Beckford’s Tower, a notable landmark on the north side of Bath, is scheduled to re-open in March 2024

The aims of the part Heritage Lottery Funded Project included the physical restoration of the Tower, which was being damaged by water ingress, and bringing the story of William Beckford’s complex and controversial life to a wider contemporary audience. The Beckford family fortune, which had funded the building of first Fonthill Abbey and then the Tower, was created by slave labour on sugar plantations in Jamaica. Beckford’s bi-sexuality had led to his status as a social pariah, with none of the movers and shakers of Georgian society being willing to visit Fonthill until Beckford had put the estate up for sale and left for Bath.

Beckford’s morning routine, once he had built the Tower, was to ride with his dogs from his home in Lans- down Crescent through a landscape maintained by his gardeners, to stables at the Tower. En route were a tunnel under a public path and a fashionable rock-cut grotto, which has been excavated during the Project. Having only ever seen one partial historic drawing of the Grotto steps prior to the excavation, uncovering the extent of them, Amy observes, has been a wonderful surprise for us all – and a real career highlight for me.
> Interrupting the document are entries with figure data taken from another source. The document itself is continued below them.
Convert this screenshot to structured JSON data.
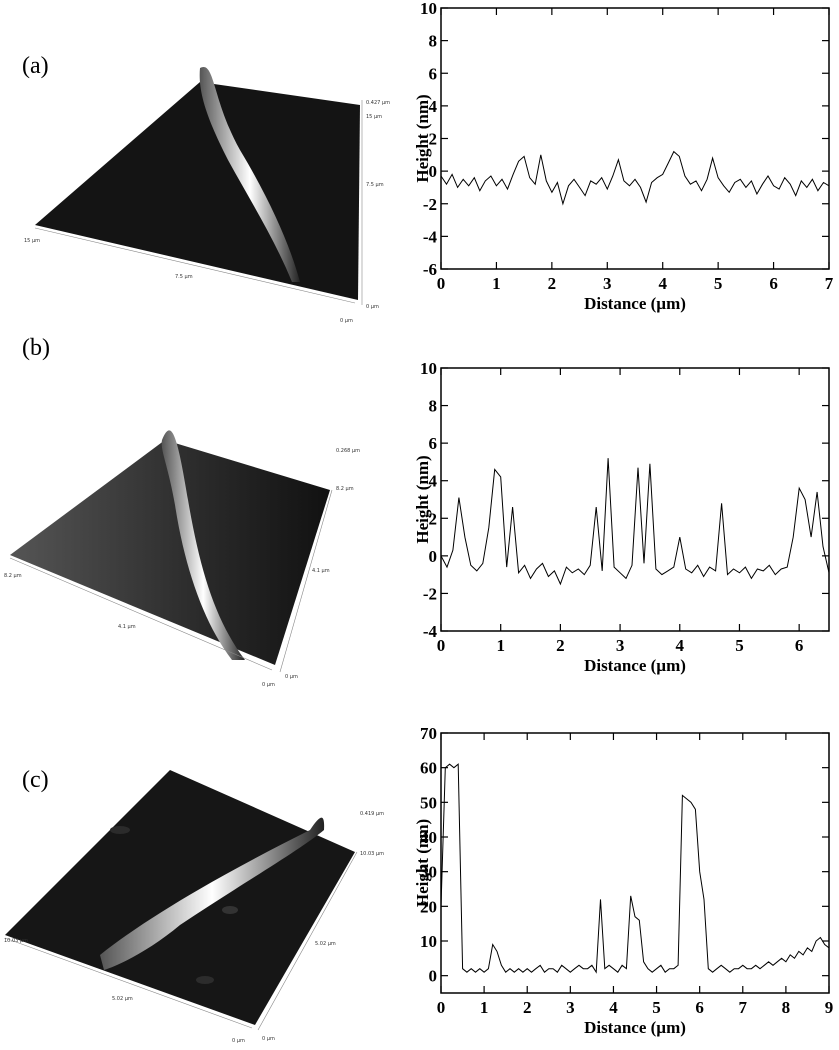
{
  "panels": [
    {
      "label": "(a)",
      "afm_labels": [
        "0.427 µm",
        "15 µm",
        "7.5 µm",
        "0 µm",
        "15 µm",
        "7.5 µm",
        "0 µm"
      ]
    },
    {
      "label": "(b)",
      "afm_labels": [
        "0.268 µm",
        "8.2 µm",
        "4.1 µm",
        "0 µm",
        "8.2 µm",
        "4.1 µm",
        "0 µm"
      ]
    },
    {
      "label": "(c)",
      "afm_labels": [
        "0.419 µm",
        "10.03 µm",
        "5.02 µm",
        "0 µm",
        "10.03 µm",
        "5.02 µm",
        "0 µm"
      ]
    }
  ],
  "chart_data": [
    {
      "type": "line",
      "xlabel": "Distance (µm)",
      "ylabel": "Height (nm)",
      "color": "#000000",
      "xlim": [
        0,
        7
      ],
      "ylim": [
        -6,
        10
      ],
      "xticks": [
        0,
        1,
        2,
        3,
        4,
        5,
        6,
        7
      ],
      "yticks": [
        -6,
        -4,
        -2,
        0,
        2,
        4,
        6,
        8,
        10
      ],
      "x": [
        0,
        0.1,
        0.2,
        0.3,
        0.4,
        0.5,
        0.6,
        0.7,
        0.8,
        0.9,
        1,
        1.1,
        1.2,
        1.3,
        1.4,
        1.5,
        1.6,
        1.7,
        1.8,
        1.9,
        2,
        2.1,
        2.2,
        2.3,
        2.4,
        2.5,
        2.6,
        2.7,
        2.8,
        2.9,
        3,
        3.1,
        3.2,
        3.3,
        3.4,
        3.5,
        3.6,
        3.7,
        3.8,
        3.9,
        4,
        4.1,
        4.2,
        4.3,
        4.4,
        4.5,
        4.6,
        4.7,
        4.8,
        4.9,
        5,
        5.1,
        5.2,
        5.3,
        5.4,
        5.5,
        5.6,
        5.7,
        5.8,
        5.9,
        6,
        6.1,
        6.2,
        6.3,
        6.4,
        6.5,
        6.6,
        6.7,
        6.8,
        6.9,
        7
      ],
      "values": [
        -0.3,
        -0.8,
        -0.2,
        -1.0,
        -0.5,
        -0.9,
        -0.4,
        -1.2,
        -0.6,
        -0.3,
        -0.9,
        -0.5,
        -1.1,
        -0.2,
        0.6,
        0.9,
        -0.4,
        -0.8,
        1.0,
        -0.6,
        -1.3,
        -0.7,
        -2.0,
        -0.9,
        -0.5,
        -1.0,
        -1.5,
        -0.6,
        -0.8,
        -0.4,
        -1.1,
        -0.3,
        0.7,
        -0.6,
        -0.9,
        -0.5,
        -1.0,
        -1.9,
        -0.7,
        -0.4,
        -0.2,
        0.5,
        1.2,
        0.9,
        -0.3,
        -0.8,
        -0.6,
        -1.2,
        -0.5,
        0.8,
        -0.4,
        -0.9,
        -1.3,
        -0.7,
        -0.5,
        -1.0,
        -0.6,
        -1.4,
        -0.8,
        -0.3,
        -0.9,
        -1.1,
        -0.4,
        -0.8,
        -1.5,
        -0.6,
        -1.0,
        -0.5,
        -1.2,
        -0.7,
        -0.9
      ]
    },
    {
      "type": "line",
      "xlabel": "Distance (µm)",
      "ylabel": "Height (nm)",
      "color": "#000000",
      "xlim": [
        0,
        6.5
      ],
      "ylim": [
        -4,
        10
      ],
      "xticks": [
        0,
        1,
        2,
        3,
        4,
        5,
        6
      ],
      "yticks": [
        -4,
        -2,
        0,
        2,
        4,
        6,
        8,
        10
      ],
      "x": [
        0,
        0.1,
        0.2,
        0.3,
        0.4,
        0.5,
        0.6,
        0.7,
        0.8,
        0.9,
        1,
        1.1,
        1.2,
        1.3,
        1.4,
        1.5,
        1.6,
        1.7,
        1.8,
        1.9,
        2,
        2.1,
        2.2,
        2.3,
        2.4,
        2.5,
        2.6,
        2.7,
        2.8,
        2.9,
        3,
        3.1,
        3.2,
        3.3,
        3.4,
        3.5,
        3.6,
        3.7,
        3.8,
        3.9,
        4,
        4.1,
        4.2,
        4.3,
        4.4,
        4.5,
        4.6,
        4.7,
        4.8,
        4.9,
        5,
        5.1,
        5.2,
        5.3,
        5.4,
        5.5,
        5.6,
        5.7,
        5.8,
        5.9,
        6,
        6.1,
        6.2,
        6.3,
        6.4,
        6.5
      ],
      "values": [
        0.0,
        -0.6,
        0.3,
        3.1,
        1.0,
        -0.5,
        -0.8,
        -0.4,
        1.5,
        4.6,
        4.2,
        -0.6,
        2.6,
        -0.9,
        -0.5,
        -1.2,
        -0.7,
        -0.4,
        -1.1,
        -0.8,
        -1.5,
        -0.6,
        -0.9,
        -0.7,
        -1.0,
        -0.5,
        2.6,
        -0.8,
        5.2,
        -0.6,
        -0.9,
        -1.2,
        -0.5,
        4.7,
        -0.4,
        4.9,
        -0.7,
        -1.0,
        -0.8,
        -0.6,
        1.0,
        -0.7,
        -0.9,
        -0.5,
        -1.1,
        -0.6,
        -0.8,
        2.8,
        -1.0,
        -0.7,
        -0.9,
        -0.6,
        -1.2,
        -0.7,
        -0.8,
        -0.5,
        -1.0,
        -0.7,
        -0.6,
        1.0,
        3.6,
        3.0,
        1.0,
        3.4,
        0.5,
        -0.9
      ]
    },
    {
      "type": "line",
      "xlabel": "Distance (µm)",
      "ylabel": "Height (nm)",
      "color": "#000000",
      "xlim": [
        0,
        9
      ],
      "ylim": [
        -5,
        70
      ],
      "xticks": [
        0,
        1,
        2,
        3,
        4,
        5,
        6,
        7,
        8,
        9
      ],
      "yticks": [
        0,
        10,
        20,
        30,
        40,
        50,
        60,
        70
      ],
      "x": [
        0,
        0.1,
        0.2,
        0.3,
        0.4,
        0.5,
        0.6,
        0.7,
        0.8,
        0.9,
        1,
        1.1,
        1.2,
        1.3,
        1.4,
        1.5,
        1.6,
        1.7,
        1.8,
        1.9,
        2,
        2.1,
        2.2,
        2.3,
        2.4,
        2.5,
        2.6,
        2.7,
        2.8,
        2.9,
        3,
        3.1,
        3.2,
        3.3,
        3.4,
        3.5,
        3.6,
        3.7,
        3.8,
        3.9,
        4,
        4.1,
        4.2,
        4.3,
        4.4,
        4.5,
        4.6,
        4.7,
        4.8,
        4.9,
        5,
        5.1,
        5.2,
        5.3,
        5.4,
        5.5,
        5.6,
        5.7,
        5.8,
        5.9,
        6,
        6.1,
        6.2,
        6.3,
        6.4,
        6.5,
        6.6,
        6.7,
        6.8,
        6.9,
        7,
        7.1,
        7.2,
        7.3,
        7.4,
        7.5,
        7.6,
        7.7,
        7.8,
        7.9,
        8,
        8.1,
        8.2,
        8.3,
        8.4,
        8.5,
        8.6,
        8.7,
        8.8,
        8.9,
        9
      ],
      "values": [
        20,
        60,
        61,
        60,
        61,
        2,
        1,
        2,
        1,
        2,
        1,
        2,
        9,
        7,
        3,
        1,
        2,
        1,
        2,
        1,
        2,
        1,
        2,
        3,
        1,
        2,
        2,
        1,
        3,
        2,
        1,
        2,
        3,
        2,
        2,
        3,
        1,
        22,
        2,
        3,
        2,
        1,
        3,
        2,
        23,
        17,
        16,
        4,
        2,
        1,
        2,
        3,
        1,
        2,
        2,
        3,
        52,
        51,
        50,
        48,
        30,
        22,
        2,
        1,
        2,
        3,
        2,
        1,
        2,
        2,
        3,
        2,
        2,
        3,
        2,
        3,
        4,
        3,
        4,
        5,
        4,
        6,
        5,
        7,
        6,
        8,
        7,
        10,
        11,
        9,
        8
      ]
    }
  ]
}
For the past several years, Amy has been excavating the Beckford archive in Oxford University’s Bodleian Library. She has made hitherto unsuspected links between Beckford’s letters and sketches to surviving artefacts and paintings of interiors, showing his meticulous planning and positioning of items of furniture and artworks. This 1845 painting of objects in Beckford’s collection was one of several commissioned by his daughter after his death. The higgledy-piggledy arrangement would have been intolerable to her father.

Most recently Amy has published an article on Beckford’s Doodles in volume 29 of The Beckford Journal. Many were scribbles on the address pages of letters just received by Beckford and may reflect his immediate response to the content – boredom perhaps? – and some were quite elaborately drawn town or landscapes. There is no danger of any tedium in Amy’s animated and enlightening presentations. Her talk is free to members of The Shaftesbury & District Historical Society, while seats should be available from 2.20p.m. to non-members on payment of £3 at the door.